Revenue from the metaverse — selling headsets, plus apps and services — fell between 2021 and 2022, and analysts expect it to sink even further this year. Reality Labs expenses were $4 billion in the most recent quarter alone; a 23 percent increase from the same period a year earlier and not a good omen during what is supposedly Meta’s “year of efficiency.” Reality Labs expenses will increase in 2024. “A lot of investors might want to see us spending less here in the near term,” Zuckerberg said last week. “My view is that we are leading in these areas. I believe that they’re going to be big over time.”

When bad times come around again, and advertising sees a slump, Zuckerberg’s metaverse vision needs to be in much stronger shape than it is today. Otherwise, he’ll find investors might be far less forgiving.

But if he can manage to turn things around, he may have Apple to thank. The launch of that company’s Vision Pro headset in June drew attention back to the possibilities of virtual and augmented reality, with a cool factor Meta lacks. Apple’s network of stores will be used to introduce millions of consumers to the mixed reality experience. “It has created a buzz,” notes analyst Carolina Milanesi from Creative Strategies. Even so, “the cost of Vision Pro will lead some people to look elsewhere,” she added.
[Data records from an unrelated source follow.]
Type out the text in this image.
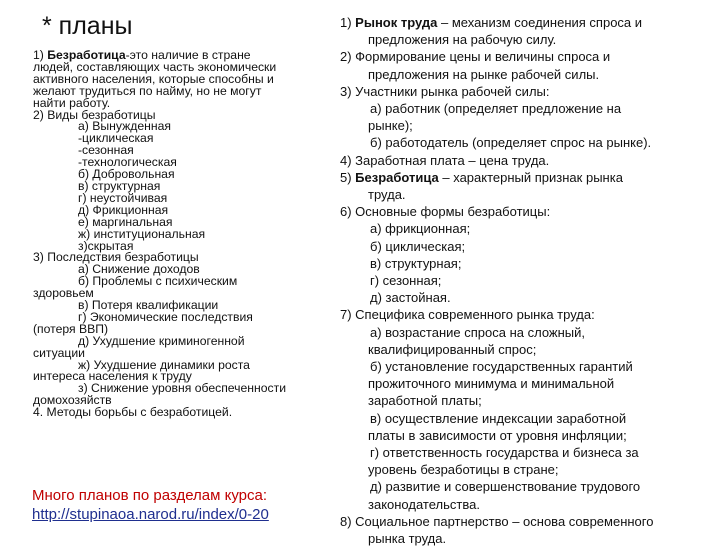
* планы
1) Безработица-это наличие в стране
людей, составляющих часть экономически
активного населения, которые способны и
желают трудиться по найму, но не могут
найти работу.
2) Виды безработицы
а) Вынужденная
-циклическая
-сезонная
-технологическая
б) Добровольная
в) структурная
г) неустойчивая
д) Фрикционная
е) маргинальная
ж) институциональная
з)скрытая
3) Последствия безработицы
а) Снижение доходов
б) Проблемы с психическим
здоровьем
в) Потеря квалификации
г) Экономические последствия
(потеря ВВП)
д) Ухудшение криминогенной
ситуации
ж) Ухудшение динамики роста
интереса населения к труду
з) Снижение уровня обеспеченности
домохозяйств
4. Методы борьбы с безработицей.
Много планов по разделам курса:
http://stupinaoa.narod.ru/index/0-20
1) Рынок труда – механизм соединения спроса и
предложения на рабочую силу.
2) Формирование цены и величины спроса и
предложения на рынке рабочей силы.
3) Участники рынка рабочей силы:
а) работник (определяет предложение на
рынке);
б) работодатель (определяет спрос на рынке).
4) Заработная плата – цена труда.
5) Безработица – характерный признак рынка
труда.
6) Основные формы безработицы:
а) фрикционная;
б) циклическая;
в) структурная;
г) сезонная;
д) застойная.
7) Специфика современного рынка труда:
а) возрастание спроса на сложный,
квалифицированный спрос;
б) установление государственных гарантий
прожиточного минимума и минимальной
заработной платы;
в) осуществление индексации заработной
платы в зависимости от уровня инфляции;
г) ответственность государства и бизнеса за
уровень безработицы в стране;
д) развитие и совершенствование трудового
законодательства.
8) Социальное партнерство – основа современного
рынка труда.
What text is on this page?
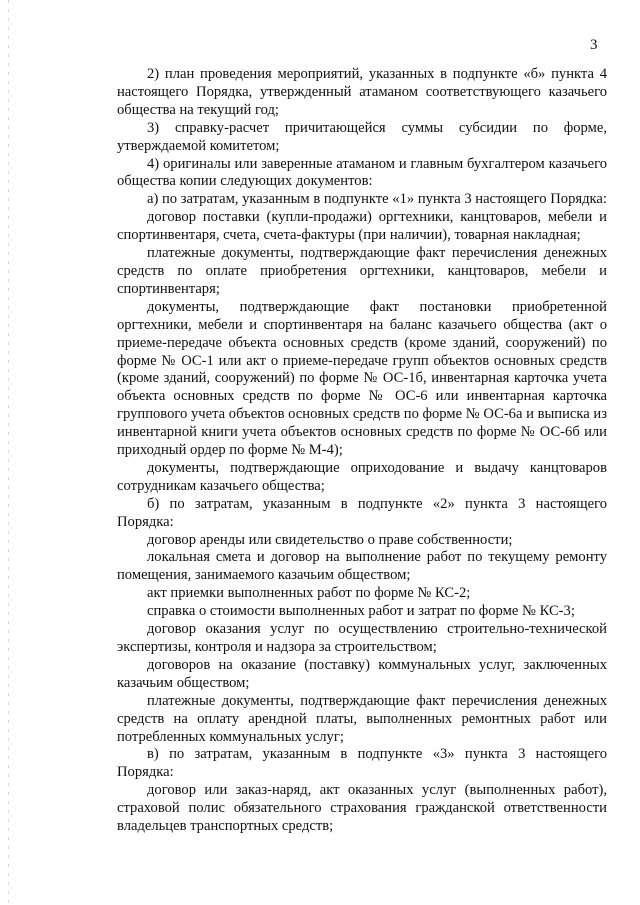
3

2) план проведения мероприятий, указанных в подпункте «б» пункта 4 настоящего Порядка, утвержденный атаманом соответствующего казачьего общества на текущий год;

3) справку-расчет причитающейся суммы субсидии по форме, утверждаемой комитетом;

4) оригиналы или заверенные атаманом и главным бухгалтером казачьего общества копии следующих документов:

а) по затратам, указанным в подпункте «1» пункта 3 настоящего Порядка:

договор поставки (купли-продажи) оргтехники, канцтоваров, мебели и спортинвентаря, счета, счета-фактуры (при наличии), товарная накладная;

платежные документы, подтверждающие факт перечисления денежных средств по оплате приобретения оргтехники, канцтоваров, мебели и спортинвентаря;

документы, подтверждающие факт постановки приобретенной оргтехники, мебели и спортинвентаря на баланс казачьего общества (акт о приеме-передаче объекта основных средств (кроме зданий, сооружений) по форме № ОС-1 или акт о приеме-передаче групп объектов основных средств (кроме зданий, сооружений) по форме № ОС-1б, инвентарная карточка учета объекта основных средств по форме № ОС-6 или инвентарная карточка группового учета объектов основных средств по форме № ОС-6а и выписка из инвентарной книги учета объектов основных средств по форме № ОС-6б или приходный ордер по форме № М-4);

документы, подтверждающие оприходование и выдачу канцтоваров сотрудникам казачьего общества;

б) по затратам, указанным в подпункте «2» пункта 3 настоящего Порядка:

договор аренды или свидетельство о праве собственности;

локальная смета и договор на выполнение работ по текущему ремонту помещения, занимаемого казачьим обществом;

акт приемки выполненных работ по форме № КС-2;

справка о стоимости выполненных работ и затрат по форме № КС-3;

договор оказания услуг по осуществлению строительно-технической экспертизы, контроля и надзора за строительством;

договоров на оказание (поставку) коммунальных услуг, заключенных казачьим обществом;

платежные документы, подтверждающие факт перечисления денежных средств на оплату арендной платы, выполненных ремонтных работ или потребленных коммунальных услуг;

в) по затратам, указанным в подпункте «3» пункта 3 настоящего Порядка:

договор или заказ-наряд, акт оказанных услуг (выполненных работ), страховой полис обязательного страхования гражданской ответственности владельцев транспортных средств;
Meta’s Quest 3, due out later this year, will beat the Vision Pro to market and will be one-seventh the price. Meta can cling to Apple’s hype like a skateboarder being pulled along by a bus. Apple’s entry has bought Zuckerberg some additional time with investors; and helped give some validation to his overall thesis that mixed reality has a place in millions of homes in the future. If Apple thinks it’s worth it, then maybe it is.

But then again, maybe it’s not. What can’t be shaken is the underlying sense that this is technology that has so far failed to gain the public’s attention or desire. Zuckerberg seems to think this is an issue that can be solved via R&D, making the devices lighter and smaller, with sharper graphics and less risk of motion sickness. I think it takes more. VR has proved itself to be a novelty gaming platform, especially when fitness applications are thrown in. But I still can’t see it as a serious platform for work, networking and productivity. There is a significant chance that Zuckerberg — and Apple CEO Tim Cook, for that matter — have drastically misread the public mood. Ask most people today about the role of technology in their lives and most will tell you they’re seeking less connection.

Meta has shown in the past that it knows when to stop throwing good money after bad. It canned its critically acclaimed Portal video chat device earlier this year, with the main takeaway being that simply building an excellent device — which the Portal certainly was — isn’t enough to make it a success. You must convince the consumer their lives are incomplete without it.

It’s clear Meta won’t give up on the Metaverse so easily. For one thing, it would make the change in the company’s name from “Facebook” to “Meta” rather awkward. The bigger issue is that it would again damage Zuckerberg’s credibility as a CEO; something which has been on the mend of late with the success of Twitter-clone Threads.

With a small team, no advertising and only a few months of development, it took Threads less than an hour to attract more users than Horizon Worlds has managed in two-and-a-half years. On that evidence, it might be wiser for Zuckerberg to divert more of his resources toward building out that platform instead of chasing the metaverse.

Dave Lee is Bloomberg Opinion’s U.S. technology columnist. Previously, he was a San Francisco-based correspondent at the Financial Times and BBC News.